Lollar, who has now been on the job two weeks, said he is confident it was the right decision.

“It just clicked with me,” said Lollar, sifting through paperwork at his new office at Big Brothers Big Sisters, 2 E. Church St., in downtown Frederick.

“I felt it was something I could do because of my upbringing. I grew up in a house with 17 kids and four women in the inner city of Washington, D.C. I was fortunate to have older people mentor me, and it gave me confidence.... It was a good fit for me.”

Big Brothers Big Sisters is a national, nonprofit organization that helps at-risk children by matching them with an adult who serves as a mentor in a one-on-one relationship.

The national program dates back to 1904. The Frederick County organization has been place for 30 years.

Lollar said how he was raised is the reason he has a history of serving at-risk and vulnerable people.

As director of the city housing authority, Lollar helped to bring 55 new, modern homes to Bentz Street and oversee the opening of a community center.

He also helped install a plaque in 2009 near city hall in honor of Dred Scott, an African-American slave who unsuccessfully sued for his freedom and that of his wife and two daughters in 1857.

Many in the city thought Scott’s recognition was needed to balance the presence of a nearby bust of former U.S. Supreme Court Justice Roger Brooke Taney.

Taney, a native of Frederick, authored the court’s decision in 1857 denying Scott and his family his citizenship.

Lollar has cited the installation of the Dred Scott plaque as his proudest moment.

Dario Cavazos, president of the board of directors for Big Brothers Big Sisters, said in a news release that Lollar has proven himself to be a strong leader.

“He is a man with a very solid core who can get things done,” Cavazos said.

Lollar said he already has plans to move the organization forward.

“I want to increase the matches,” he said. “I want to get the numbers up, by getting the word out that we’re still here, and we’re still a mentoring program. I want to tell the story of Big Brothers Big Sisters again.”

With a $288,000 operating budget for current fiscal 2012, the program has 78 children-to-adult matches.

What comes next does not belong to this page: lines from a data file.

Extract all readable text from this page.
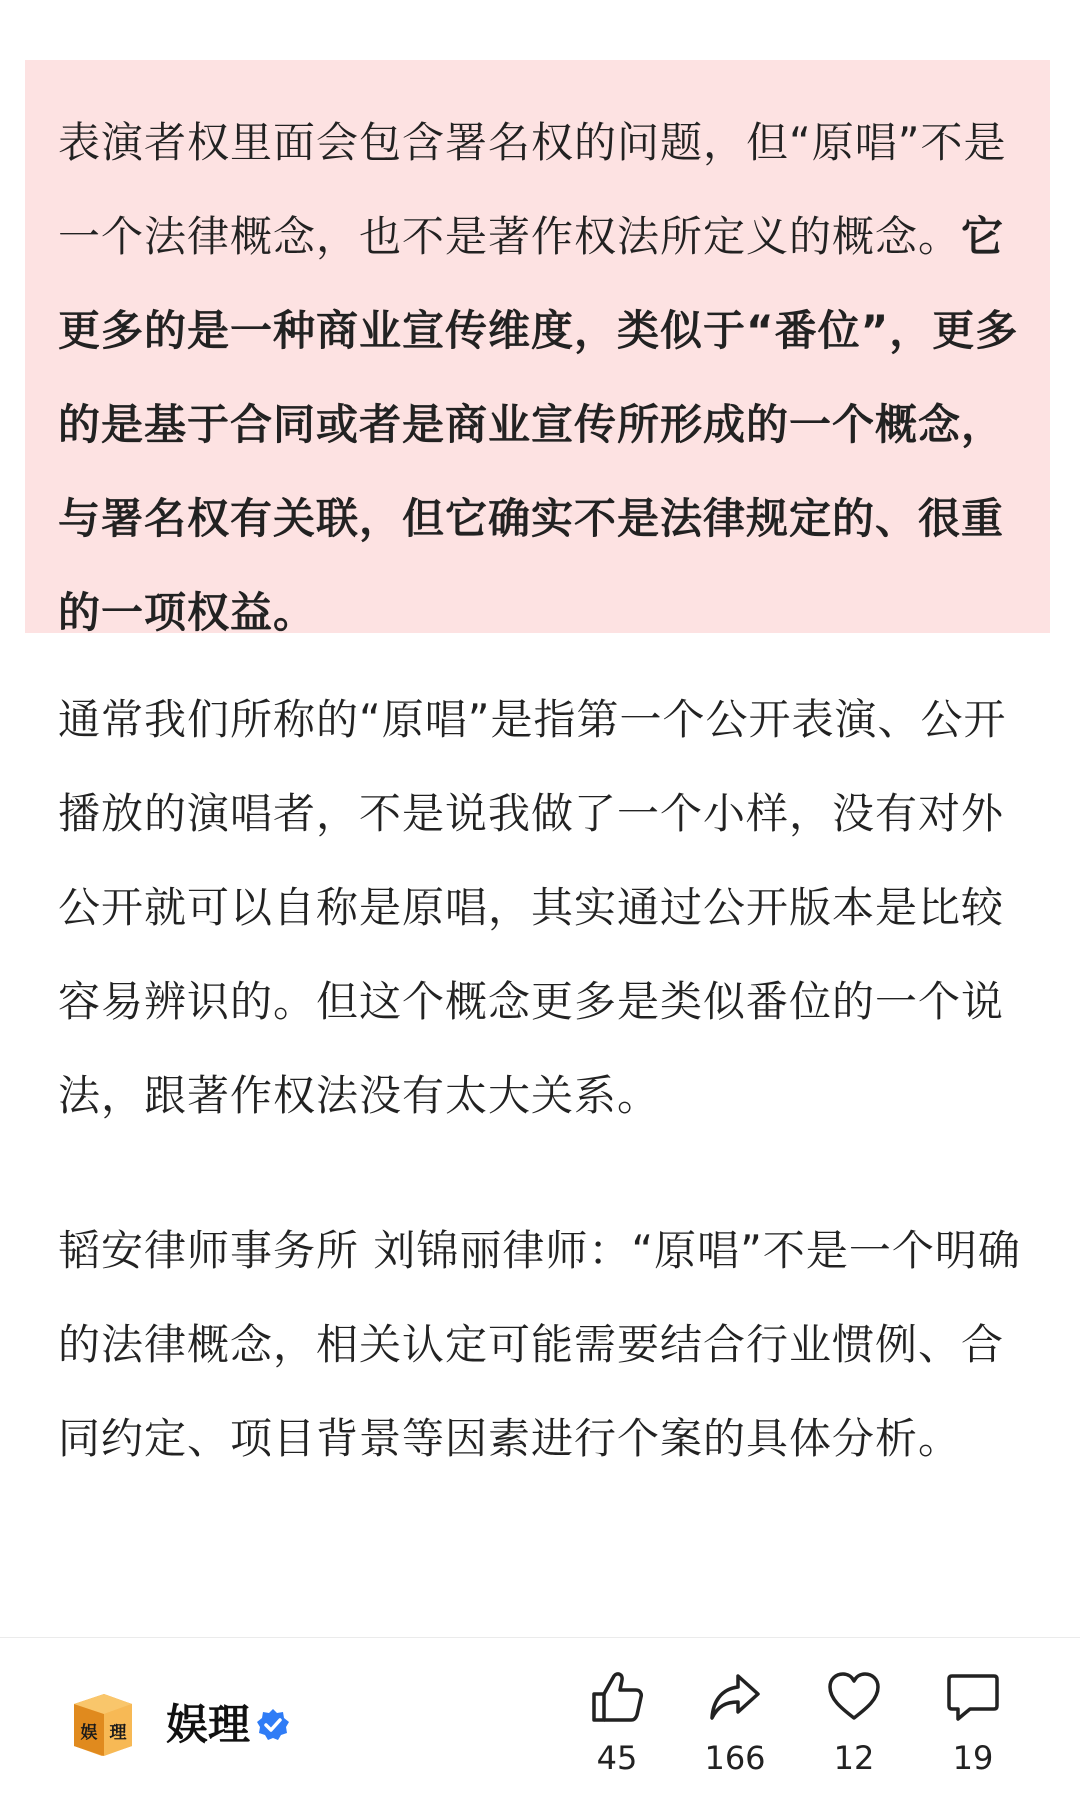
表演者权里面会包含署名权的问题，但“原唱”不是一个法律概念，也不是著作权法所定义的概念。它更多的是一种商业宣传维度，类似于“番位”，更多的是基于合同或者是商业宣传所形成的一个概念，与署名权有关联，但它确实不是法律规定的、很重的一项权益。

通常我们所称的“原唱”是指第一个公开表演、公开播放的演唱者，不是说我做了一个小样，没有对外公开就可以自称是原唱，其实通过公开版本是比较容易辨识的。但这个概念更多是类似番位的一个说法，跟著作权法没有太大关系。

韬安律师事务所 刘锦丽律师：“原唱”不是一个明确的法律概念，相关认定可能需要结合行业惯例、合同约定、项目背景等因素进行个案的具体分析。

娱 理 娱理
45	166	12	19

Lollar, who makes an annual salary of $72,000, said he would like to pair 150 children with mentors.

“It can be done,” he said. “We have a staff of five that could handle 150 matches.”

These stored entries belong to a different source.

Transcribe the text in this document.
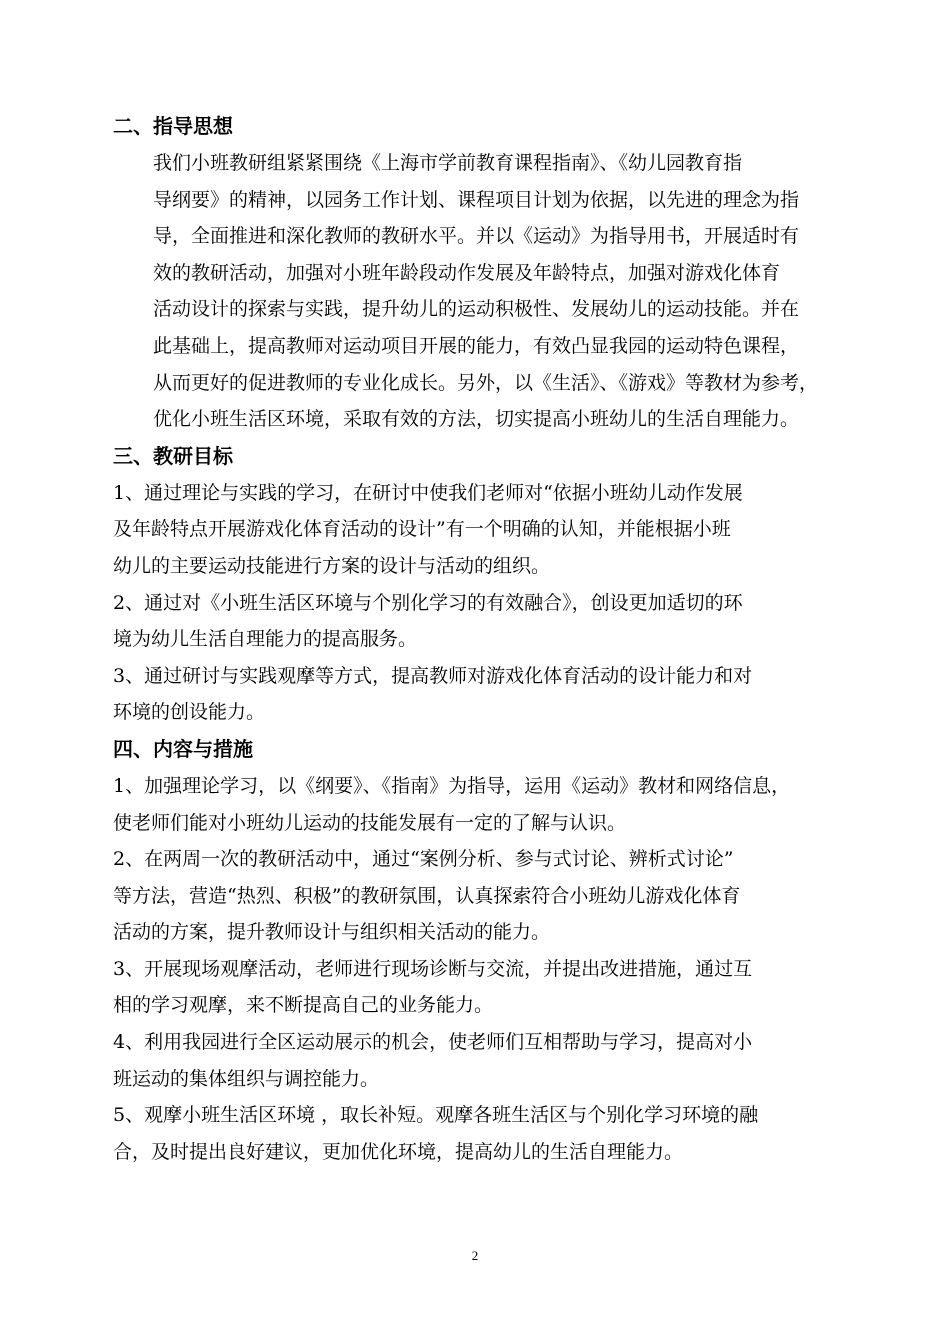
二、指导思想
我们小班教研组紧紧围绕《上海市学前教育课程指南》、《幼儿园教育指
导纲要》的精神，以园务工作计划、课程项目计划为依据，以先进的理念为指
导，全面推进和深化教师的教研水平。并以《运动》为指导用书，开展适时有
效的教研活动，加强对小班年龄段动作发展及年龄特点，加强对游戏化体育
活动设计的探索与实践，提升幼儿的运动积极性、发展幼儿的运动技能。并在
此基础上，提高教师对运动项目开展的能力，有效凸显我园的运动特色课程，
从而更好的促进教师的专业化成长。另外，以《生活》、《游戏》等教材为参考，
优化小班生活区环境，采取有效的方法，切实提高小班幼儿的生活自理能力。
三、教研目标
1、通过理论与实践的学习，在研讨中使我们老师对“依据小班幼儿动作发展
及年龄特点开展游戏化体育活动的设计”有一个明确的认知，并能根据小班
幼儿的主要运动技能进行方案的设计与活动的组织。
2、通过对《小班生活区环境与个别化学习的有效融合》，创设更加适切的环
境为幼儿生活自理能力的提高服务。
3、通过研讨与实践观摩等方式，提高教师对游戏化体育活动的设计能力和对
环境的创设能力。
四、内容与措施
1、加强理论学习，以《纲要》、《指南》为指导，运用《运动》教材和网络信息，
使老师们能对小班幼儿运动的技能发展有一定的了解与认识。
2、在两周一次的教研活动中，通过“案例分析、参与式讨论、辨析式讨论”
等方法，营造“热烈、积极”的教研氛围，认真探索符合小班幼儿游戏化体育
活动的方案，提升教师设计与组织相关活动的能力。
3、开展现场观摩活动，老师进行现场诊断与交流，并提出改进措施，通过互
相的学习观摩，来不断提高自己的业务能力。
4、利用我园进行全区运动展示的机会，使老师们互相帮助与学习，提高对小
班运动的集体组织与调控能力。
5、观摩小班生活区环境 ，取长补短。观摩各班生活区与个别化学习环境的融
合，及时提出良好建议，更加优化环境，提高幼儿的生活自理能力。
2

Lollar’s vision already has the support of one local business in Frederick.

The Muse, a gift shop on North Market Street, will be donating $2,000 to Big Brothers Big Sisters.

“We were looking for an organization that benefits kids,” owner Whitney Bingham said. “We wanted to do something for kids.”

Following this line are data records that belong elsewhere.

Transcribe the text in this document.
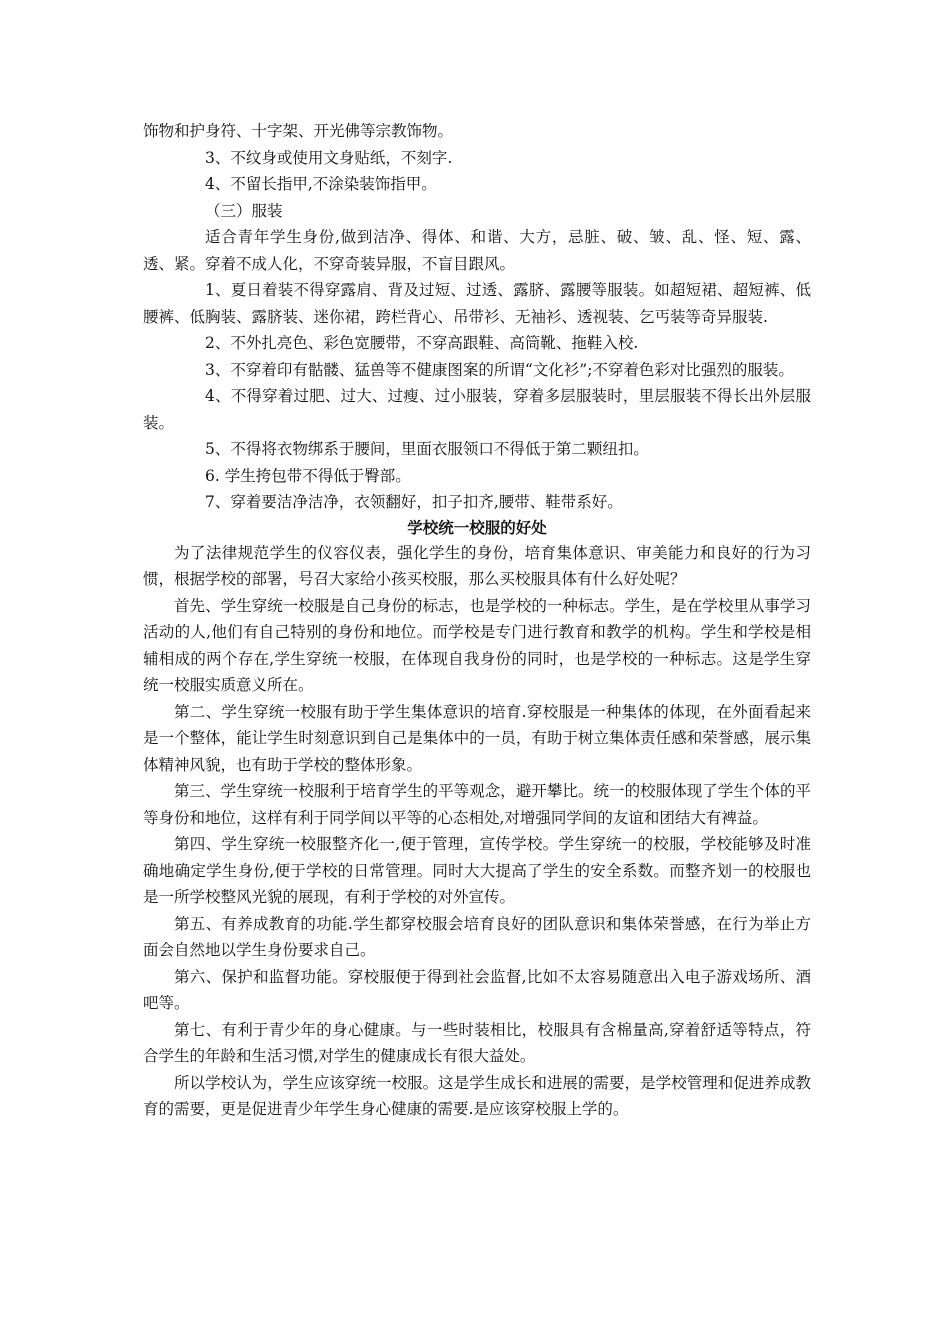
饰物和护身符、十字架、开光佛等宗教饰物。

3、不纹身或使用文身贴纸，不刻字.

4、不留长指甲,不涂染装饰指甲。

（三）服装

适合青年学生身份,做到洁净、得体、和谐、大方，忌脏、破、皱、乱、怪、短、露、透、紧。穿着不成人化，不穿奇装异服，不盲目跟风。

1、夏日着装不得穿露肩、背及过短、过透、露脐、露腰等服装。如超短裙、超短裤、低腰裤、低胸装、露脐装、迷你裙，跨栏背心、吊带衫、无袖衫、透视装、乞丐装等奇异服装.

2、不外扎亮色、彩色宽腰带，不穿高跟鞋、高筒靴、拖鞋入校.

3、不穿着印有骷髅、猛兽等不健康图案的所谓“文化衫”;不穿着色彩对比强烈的服装。

4、不得穿着过肥、过大、过瘦、过小服装，穿着多层服装时，里层服装不得长出外层服装。

5、不得将衣物绑系于腰间，里面衣服领口不得低于第二颗纽扣。

6. 学生挎包带不得低于臀部。

7、穿着要洁净洁净，衣领翻好，扣子扣齐,腰带、鞋带系好。

学校统一校服的好处

为了法律规范学生的仪容仪表，强化学生的身份，培育集体意识、审美能力和良好的行为习惯，根据学校的部署，号召大家给小孩买校服，那么买校服具体有什么好处呢？

首先、学生穿统一校服是自己身份的标志，也是学校的一种标志。学生，是在学校里从事学习活动的人,他们有自己特别的身份和地位。而学校是专门进行教育和教学的机构。学生和学校是相辅相成的两个存在,学生穿统一校服，在体现自我身份的同时，也是学校的一种标志。这是学生穿统一校服实质意义所在。

第二、学生穿统一校服有助于学生集体意识的培育.穿校服是一种集体的体现，在外面看起来是一个整体，能让学生时刻意识到自己是集体中的一员，有助于树立集体责任感和荣誉感，展示集体精神风貌，也有助于学校的整体形象。

第三、学生穿统一校服利于培育学生的平等观念，避开攀比。统一的校服体现了学生个体的平等身份和地位，这样有利于同学间以平等的心态相处,对增强同学间的友谊和团结大有裨益。

第四、学生穿统一校服整齐化一,便于管理，宣传学校。学生穿统一的校服，学校能够及时准确地确定学生身份,便于学校的日常管理。同时大大提高了学生的安全系数。而整齐划一的校服也是一所学校整风光貌的展现，有利于学校的对外宣传。

第五、有养成教育的功能.学生都穿校服会培育良好的团队意识和集体荣誉感，在行为举止方面会自然地以学生身份要求自己。

第六、保护和监督功能。穿校服便于得到社会监督,比如不太容易随意出入电子游戏场所、酒吧等。

第七、有利于青少年的身心健康。与一些时装相比，校服具有含棉量高,穿着舒适等特点，符合学生的年龄和生活习惯,对学生的健康成长有很大益处。

所以学校认为，学生应该穿统一校服。这是学生成长和进展的需要，是学校管理和促进养成教育的需要，更是促进青少年学生身心健康的需要.是应该穿校服上学的。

In June, Bingham, along with local artist and teacher, Courtney Prahl, started the “Lend a Hand,” fundraiser. For every $20 artist canvas sold at the store, $18 went to Big Brothers Big Sisters, Bingham said.

Those purchasing a canvas were then asked to paint a picture, and bring it make to The Muse to be auctioned off. The store held a silent auction in September, and of the 50 or so original canvases sold, 41 were auctioned off to the highest bidder.

“We had artists as young as 10,” Bingham said. “Every dollar went to the fundraiser. This was our first year, and we definitely want to do this again.”

Although she has only spoken with Lollar a few times, Bingham said she is pleased he has taken over the organization.

“I feel really confident in his capabilities and his initiative,” she said.